Tras una esquina
- sorpresa, de repente, casualidad-
encontré tu nuca que volaba calle arriba
ajena a los hambrientos ojos que la seguían.
De puntillas, silencio de silencios,
te escolté a un metro de distancia
al alcance de mis manos
pero tan lejos de mis besos
como el paraíso del infierno.
Levitaba tras tus pasos
sustituyendo el aire por tu perfume
- ese que tantas veces había envidiado
al verlo flotar tras tus orejas (¿De Ci De Là se llamaba?)-
aspirando hasta la última molécula de tu esencia.
Me deslicé tras tu nuca
hasta que notaste el aguijón de mi presencia.
Y te quedaste quieta.
El mundo se hizo silencio
tan sólo el repetido trueno de mi corazón
ensordecía el instante.
Lentamente volviste la cabeza
- primero el perfil de tu nariz,
después el color de tu mirada-
Parado ante ti,
una estatua de carne con mi nombre.
Rígido, expectante, moribundo...
abrazado a un dios en el que jamás había creído.
Metí en los bolsillos mis manos,
prohibiéndolas volar a tu encuentro.
Una sonrisa en tu rostro.
- Tú, ¡no puedo creerlo!-
Un rictus en mi boca.
-¡Cuánto tiempo sin verte!
El universo giraba a nuestro alrededor,
podía sentir planetas y lunas
rozarme las pestañas.
Parado ante ti
volcanes, hurácanes, terremotos y bombas nucleares,
no conseguían despegar mis pies del asfalto.

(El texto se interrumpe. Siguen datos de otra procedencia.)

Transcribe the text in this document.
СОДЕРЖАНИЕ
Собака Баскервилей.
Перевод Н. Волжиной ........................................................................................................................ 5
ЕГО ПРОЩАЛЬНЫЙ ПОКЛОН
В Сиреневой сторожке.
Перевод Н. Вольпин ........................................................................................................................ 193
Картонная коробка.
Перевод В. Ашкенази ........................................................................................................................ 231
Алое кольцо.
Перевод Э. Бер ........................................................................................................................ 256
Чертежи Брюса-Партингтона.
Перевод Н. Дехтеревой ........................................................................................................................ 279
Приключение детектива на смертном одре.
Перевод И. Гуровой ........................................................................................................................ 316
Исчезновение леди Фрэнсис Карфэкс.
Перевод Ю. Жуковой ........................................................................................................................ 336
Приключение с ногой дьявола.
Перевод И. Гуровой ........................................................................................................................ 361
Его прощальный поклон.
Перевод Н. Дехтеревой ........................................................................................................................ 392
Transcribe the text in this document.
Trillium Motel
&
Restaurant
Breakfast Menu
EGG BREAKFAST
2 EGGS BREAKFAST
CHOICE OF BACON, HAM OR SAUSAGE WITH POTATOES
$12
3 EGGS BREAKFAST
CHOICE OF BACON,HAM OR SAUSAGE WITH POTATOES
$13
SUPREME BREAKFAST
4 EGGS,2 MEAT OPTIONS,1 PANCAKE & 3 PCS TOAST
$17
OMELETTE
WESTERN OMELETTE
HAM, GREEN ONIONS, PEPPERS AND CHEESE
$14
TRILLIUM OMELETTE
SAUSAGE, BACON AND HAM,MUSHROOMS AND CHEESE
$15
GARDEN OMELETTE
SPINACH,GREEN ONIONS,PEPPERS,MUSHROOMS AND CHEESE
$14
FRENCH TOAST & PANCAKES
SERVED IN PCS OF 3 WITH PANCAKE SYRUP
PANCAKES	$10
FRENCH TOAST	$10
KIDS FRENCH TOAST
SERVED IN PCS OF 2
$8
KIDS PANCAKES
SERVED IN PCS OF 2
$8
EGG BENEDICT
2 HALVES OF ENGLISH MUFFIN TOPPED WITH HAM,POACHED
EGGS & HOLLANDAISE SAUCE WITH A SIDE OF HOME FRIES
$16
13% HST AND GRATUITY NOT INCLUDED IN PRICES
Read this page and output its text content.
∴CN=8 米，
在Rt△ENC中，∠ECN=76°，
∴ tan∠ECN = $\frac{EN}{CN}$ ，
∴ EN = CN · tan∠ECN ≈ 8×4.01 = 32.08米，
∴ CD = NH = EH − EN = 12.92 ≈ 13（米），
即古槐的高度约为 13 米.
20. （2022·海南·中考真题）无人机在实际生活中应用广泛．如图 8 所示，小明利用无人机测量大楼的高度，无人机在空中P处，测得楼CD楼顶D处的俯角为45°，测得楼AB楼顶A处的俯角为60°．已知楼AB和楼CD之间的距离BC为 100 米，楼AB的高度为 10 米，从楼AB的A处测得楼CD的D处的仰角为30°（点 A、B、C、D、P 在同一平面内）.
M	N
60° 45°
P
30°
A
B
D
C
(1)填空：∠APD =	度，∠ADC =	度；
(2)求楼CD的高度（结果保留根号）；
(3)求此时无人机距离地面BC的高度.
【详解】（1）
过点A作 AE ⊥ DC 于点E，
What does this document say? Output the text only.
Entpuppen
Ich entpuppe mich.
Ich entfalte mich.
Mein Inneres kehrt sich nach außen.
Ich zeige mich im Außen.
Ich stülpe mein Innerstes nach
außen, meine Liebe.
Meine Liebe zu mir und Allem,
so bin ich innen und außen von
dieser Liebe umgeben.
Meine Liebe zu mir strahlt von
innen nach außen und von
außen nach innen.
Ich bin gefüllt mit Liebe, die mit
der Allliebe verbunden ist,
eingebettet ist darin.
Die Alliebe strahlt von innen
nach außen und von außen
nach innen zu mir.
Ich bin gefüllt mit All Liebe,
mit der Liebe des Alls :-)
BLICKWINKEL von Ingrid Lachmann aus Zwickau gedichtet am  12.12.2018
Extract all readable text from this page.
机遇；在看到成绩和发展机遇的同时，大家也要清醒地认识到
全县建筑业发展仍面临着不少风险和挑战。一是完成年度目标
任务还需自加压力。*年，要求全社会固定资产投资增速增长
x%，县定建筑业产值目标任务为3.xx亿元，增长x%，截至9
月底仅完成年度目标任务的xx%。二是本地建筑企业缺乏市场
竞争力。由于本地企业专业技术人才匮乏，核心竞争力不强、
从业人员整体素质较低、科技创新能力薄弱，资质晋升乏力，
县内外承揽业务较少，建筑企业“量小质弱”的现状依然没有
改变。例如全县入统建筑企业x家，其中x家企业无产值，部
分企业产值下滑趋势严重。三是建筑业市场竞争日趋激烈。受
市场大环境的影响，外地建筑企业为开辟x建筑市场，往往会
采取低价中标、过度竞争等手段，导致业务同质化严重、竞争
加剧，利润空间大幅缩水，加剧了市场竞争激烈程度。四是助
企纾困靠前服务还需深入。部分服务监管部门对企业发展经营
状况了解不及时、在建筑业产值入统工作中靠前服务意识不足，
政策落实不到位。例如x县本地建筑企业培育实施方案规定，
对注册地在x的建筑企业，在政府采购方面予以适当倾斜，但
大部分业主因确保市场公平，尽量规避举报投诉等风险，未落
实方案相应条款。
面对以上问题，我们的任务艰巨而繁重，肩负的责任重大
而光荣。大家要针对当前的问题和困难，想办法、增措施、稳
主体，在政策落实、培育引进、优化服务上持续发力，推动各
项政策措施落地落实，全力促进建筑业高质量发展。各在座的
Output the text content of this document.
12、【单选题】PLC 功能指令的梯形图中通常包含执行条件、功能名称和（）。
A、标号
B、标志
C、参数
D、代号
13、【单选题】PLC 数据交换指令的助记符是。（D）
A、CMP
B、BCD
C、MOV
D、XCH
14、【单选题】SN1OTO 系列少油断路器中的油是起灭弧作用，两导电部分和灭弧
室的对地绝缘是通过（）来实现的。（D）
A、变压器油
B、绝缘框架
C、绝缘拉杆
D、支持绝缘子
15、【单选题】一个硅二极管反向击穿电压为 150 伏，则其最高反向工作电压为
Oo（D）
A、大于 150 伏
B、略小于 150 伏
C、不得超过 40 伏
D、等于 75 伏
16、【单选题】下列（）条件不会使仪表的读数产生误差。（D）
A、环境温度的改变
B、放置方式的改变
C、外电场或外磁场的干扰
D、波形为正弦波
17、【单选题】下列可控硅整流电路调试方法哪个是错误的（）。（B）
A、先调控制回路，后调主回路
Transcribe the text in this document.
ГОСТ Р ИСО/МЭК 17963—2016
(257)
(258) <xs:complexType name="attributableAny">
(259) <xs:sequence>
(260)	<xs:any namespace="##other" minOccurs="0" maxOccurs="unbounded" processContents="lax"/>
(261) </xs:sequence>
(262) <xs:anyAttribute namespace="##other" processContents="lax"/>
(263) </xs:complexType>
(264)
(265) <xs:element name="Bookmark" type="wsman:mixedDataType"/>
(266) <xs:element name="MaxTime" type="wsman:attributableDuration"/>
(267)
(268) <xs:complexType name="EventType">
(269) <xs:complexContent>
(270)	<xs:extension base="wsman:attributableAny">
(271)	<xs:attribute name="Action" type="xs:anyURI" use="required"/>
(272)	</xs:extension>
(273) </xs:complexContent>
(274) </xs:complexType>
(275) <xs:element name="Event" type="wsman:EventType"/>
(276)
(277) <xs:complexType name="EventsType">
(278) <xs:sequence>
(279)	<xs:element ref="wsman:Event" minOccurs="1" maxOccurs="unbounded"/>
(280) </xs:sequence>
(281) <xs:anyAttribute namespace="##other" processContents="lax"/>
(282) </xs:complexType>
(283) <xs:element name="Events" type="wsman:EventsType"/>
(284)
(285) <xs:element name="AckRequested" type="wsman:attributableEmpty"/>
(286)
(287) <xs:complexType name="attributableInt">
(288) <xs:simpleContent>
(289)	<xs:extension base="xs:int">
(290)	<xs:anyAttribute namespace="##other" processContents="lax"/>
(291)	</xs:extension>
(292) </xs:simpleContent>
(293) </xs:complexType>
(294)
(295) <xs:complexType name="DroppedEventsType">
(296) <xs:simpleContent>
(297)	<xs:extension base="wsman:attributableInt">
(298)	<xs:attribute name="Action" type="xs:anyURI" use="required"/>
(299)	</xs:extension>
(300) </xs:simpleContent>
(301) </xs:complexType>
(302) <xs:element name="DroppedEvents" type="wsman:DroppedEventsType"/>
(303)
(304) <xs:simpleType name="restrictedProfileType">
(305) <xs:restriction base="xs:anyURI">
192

Y supliqué al dios que no existía
en el que nunca creí,
que me concediese la eternidad allí mismo.
De pie, como un imbécil con las manos en los bolsillos,
a un metro de ti
en mitad de la calle
entre peatones, autobuses y vehículos aparcados
mirando tus ojos
y respirando tu aliento y tu perfume.